A case in point: Moral enhancement, freedom, and what we (should) value in moral behaviour — DeGrazia — Journal of Medical Ethics argues that parents already engage in various methods of moral enhancement of offspring (eg via both explicit education and implicit learning from manipulated experience and examples) and so, since they also use various biomedical interventions for physical enhancement, then if there is a possibility for comparable interventions of “moral bioenhancement” perhaps “we should open-mindedly consider this non-traditional means of moral enhancement.”
This arguably happens already with certain kinds of mental health treatment which could be considered as moral bioenhancement, but it could perhaps also include the use of empathy enhancing drugs on those who are perceived to “need” them and extends also to the use of genetic selection (for those who are prepared to use it for physical features) if any of the suggestive correlations that have been observed ever actually turn out to be reliable predictors of aberrant behaviour.
Biomedical enhancement of any feature is disapproved of by some if the need for improvement is not sufficiently pressing, but it is generally accepted for life threatening conditions and widely accepted even for purely cosmetic purposes.
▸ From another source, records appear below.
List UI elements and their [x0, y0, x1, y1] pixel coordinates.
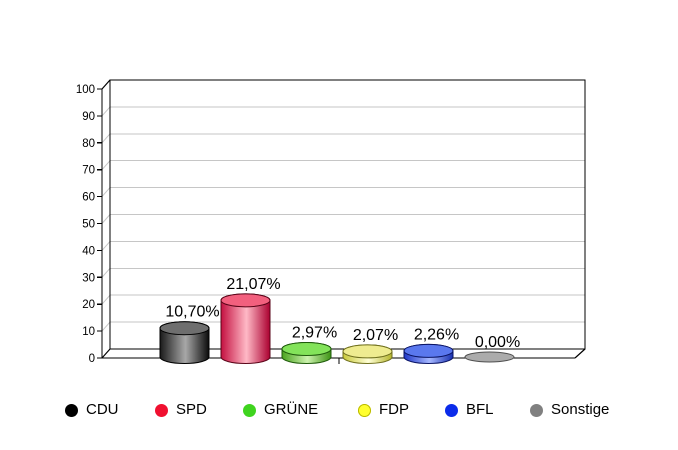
legend-item-cdu: CDU	[65, 401, 119, 419]
cylinder-top	[281, 342, 332, 357]
cylinder-top	[342, 344, 393, 359]
legend-item-bfl: BFL	[445, 401, 494, 419]
cylinder-flat	[464, 351, 515, 363]
bar-cdu	[159, 321, 210, 364]
sidewall-gridline	[101, 214, 111, 224]
sidewall-gridline	[101, 241, 111, 251]
y-tick-label: 50	[82, 219, 95, 231]
y-tick-label: 30	[82, 272, 95, 284]
bar-bfl	[403, 343, 454, 364]
legend-label-fdp: FDP	[379, 401, 409, 418]
corner-diagonal-top-left	[101, 79, 111, 90]
legend-dot-spd	[155, 403, 168, 417]
cylinder-top	[159, 321, 210, 336]
corner-diagonal-bottom-left	[101, 348, 111, 359]
legend-dot-bfl	[445, 403, 458, 417]
y-tick-label: 70	[82, 165, 95, 177]
legend-dot-sonstige	[530, 403, 543, 417]
sidewall-gridline	[101, 321, 111, 332]
legend-dot-gr-ne	[243, 403, 256, 417]
value-label-gr-ne: 2,97%	[292, 325, 337, 342]
y-tick-label: 60	[82, 192, 95, 204]
legend-item-fdp: FDP	[358, 401, 409, 419]
bar-spd	[220, 293, 271, 364]
cylinder-top	[220, 293, 271, 308]
bar-fdp	[342, 344, 393, 364]
cylinder-top	[403, 343, 454, 358]
sidewall-gridline	[101, 133, 111, 144]
legend-item-sonstige: Sonstige	[530, 401, 609, 419]
legend-dot-cdu	[65, 403, 78, 417]
value-label-cdu: 10,70%	[165, 304, 219, 321]
sidewall-gridline	[101, 106, 111, 117]
corner-diagonal-bottom-right	[574, 348, 586, 359]
sidewall-gridline	[101, 294, 111, 305]
value-label-spd: 21,07%	[226, 276, 280, 293]
legend-item-gr-ne: GRÜNE	[243, 401, 318, 419]
value-label-fdp: 2,07%	[353, 327, 398, 344]
sidewall-gridline	[101, 160, 111, 171]
bar-sonstige	[464, 351, 515, 363]
y-tick-label: 80	[82, 138, 95, 150]
sidewall-gridline	[101, 267, 111, 278]
y-tick-label: 40	[82, 245, 95, 257]
bar-gr-ne	[281, 342, 332, 364]
value-label-sonstige: 0,00%	[475, 334, 520, 351]
legend-label-cdu: CDU	[86, 401, 119, 418]
value-label-bfl: 2,26%	[414, 326, 459, 343]
legend-dot-fdp	[358, 403, 371, 417]
legend-item-spd: SPD	[155, 401, 207, 419]
legend-label-bfl: BFL	[466, 401, 494, 418]
y-tick-label: 10	[82, 326, 95, 338]
legend-label-sonstige: Sonstige	[551, 401, 610, 418]
y-tick-label: 0	[89, 353, 95, 365]
sidewall-gridline	[101, 187, 111, 197]
legend-label-gr-ne: GRÜNE	[264, 401, 319, 418]
y-tick-label: 100	[76, 84, 95, 96]
y-tick-label: 90	[82, 111, 95, 123]
legend-label-spd: SPD	[176, 401, 207, 418]
y-tick-label: 20	[82, 299, 95, 311]
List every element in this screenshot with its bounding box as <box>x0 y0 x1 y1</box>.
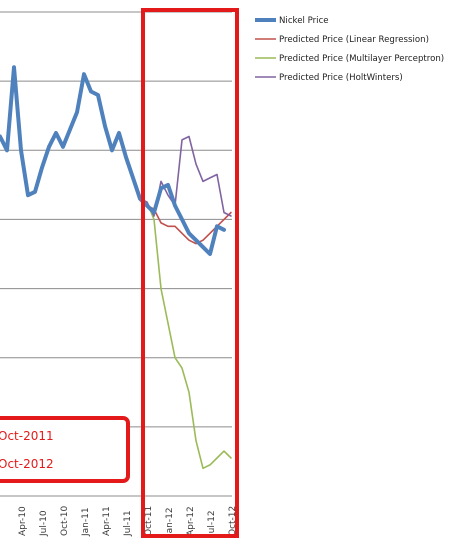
x-tick-label: Oct-11 <box>144 506 154 536</box>
series-line-predicted-price-multilayer-perceptron <box>139 197 232 470</box>
series-layer <box>0 65 232 470</box>
x-tick-label: Jan-11 <box>81 507 91 537</box>
x-tick-label: Apr-12 <box>186 506 196 536</box>
x-tick-label: Apr-11 <box>102 506 112 536</box>
x-tick-label: Oct-10 <box>60 505 70 536</box>
x-axis-ticks: Apr-10 Jul-10 Oct-10 Jan-11 Apr-11 Jul-11 Oct-… <box>18 505 238 537</box>
gridlines <box>0 11 232 497</box>
legend-label: Nickel Price <box>279 16 329 26</box>
callout-date-label: Oct-2012 <box>0 457 54 471</box>
callout-date-label: Oct-2011 <box>0 429 54 443</box>
callout-box <box>0 416 130 483</box>
prediction-window-highlight <box>141 8 239 538</box>
x-tick-label: Oct-12 <box>228 506 238 536</box>
x-tick-label: Jul-11 <box>123 510 133 537</box>
legend-label: Predicted Price (Multilayer Perceptron) <box>279 54 444 64</box>
x-tick-label: Apr-10 <box>18 506 28 536</box>
series-line-predicted-price-holtwinters <box>139 135 232 217</box>
series-line-nickel-price <box>0 65 226 256</box>
x-tick-label: Jan-12 <box>165 507 175 537</box>
legend: Nickel Price Predicted Price (Linear Regr… <box>255 16 444 83</box>
legend-label: Predicted Price (Linear Regression) <box>279 35 429 45</box>
x-tick-label: Jul-12 <box>207 510 217 537</box>
date-range-callout: Oct-2011 Oct-2012 <box>0 416 130 483</box>
legend-label: Predicted Price (HoltWinters) <box>279 73 403 83</box>
highlight-layer <box>141 8 239 538</box>
x-tick-label: Jul-10 <box>39 510 49 537</box>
Perhaps tinkering with the “personality” itself might be more widely rejected, but there will inevitably be disagreements and I am pretty sure that the academic philosophers will not actually resolve them (though if they avoid over-claiming their own expertise they might well be able to help people see where one another are “coming from”).
A completely separate issue is whether or not the specific method of genetic selection is acceptable for *any* purpose. Of course, those who consider every stage of embryo to be a “person” cannot accept the selection process at all, but others such as Julian Savulescu insist that “It’s Our Duty to Have Designer Babies”.
Any such discussion inevitably gets labelled as “Eugenics”, but regardless of whether or not it’s acceptable, allowing or even encouraging the selection of “designer babies” is *not* the same as forcibly restricting the right to breed, and recommending the consideration of “moral bioenhancement” per se does *not* necessarily entail the use of genetic selection.
But those who have no respect for the truth and no interest in understanding the positions of others will happily use those two papers to just claim that it’s all some kind of left-liberal-academic-facist conspiracy to “kill babies”.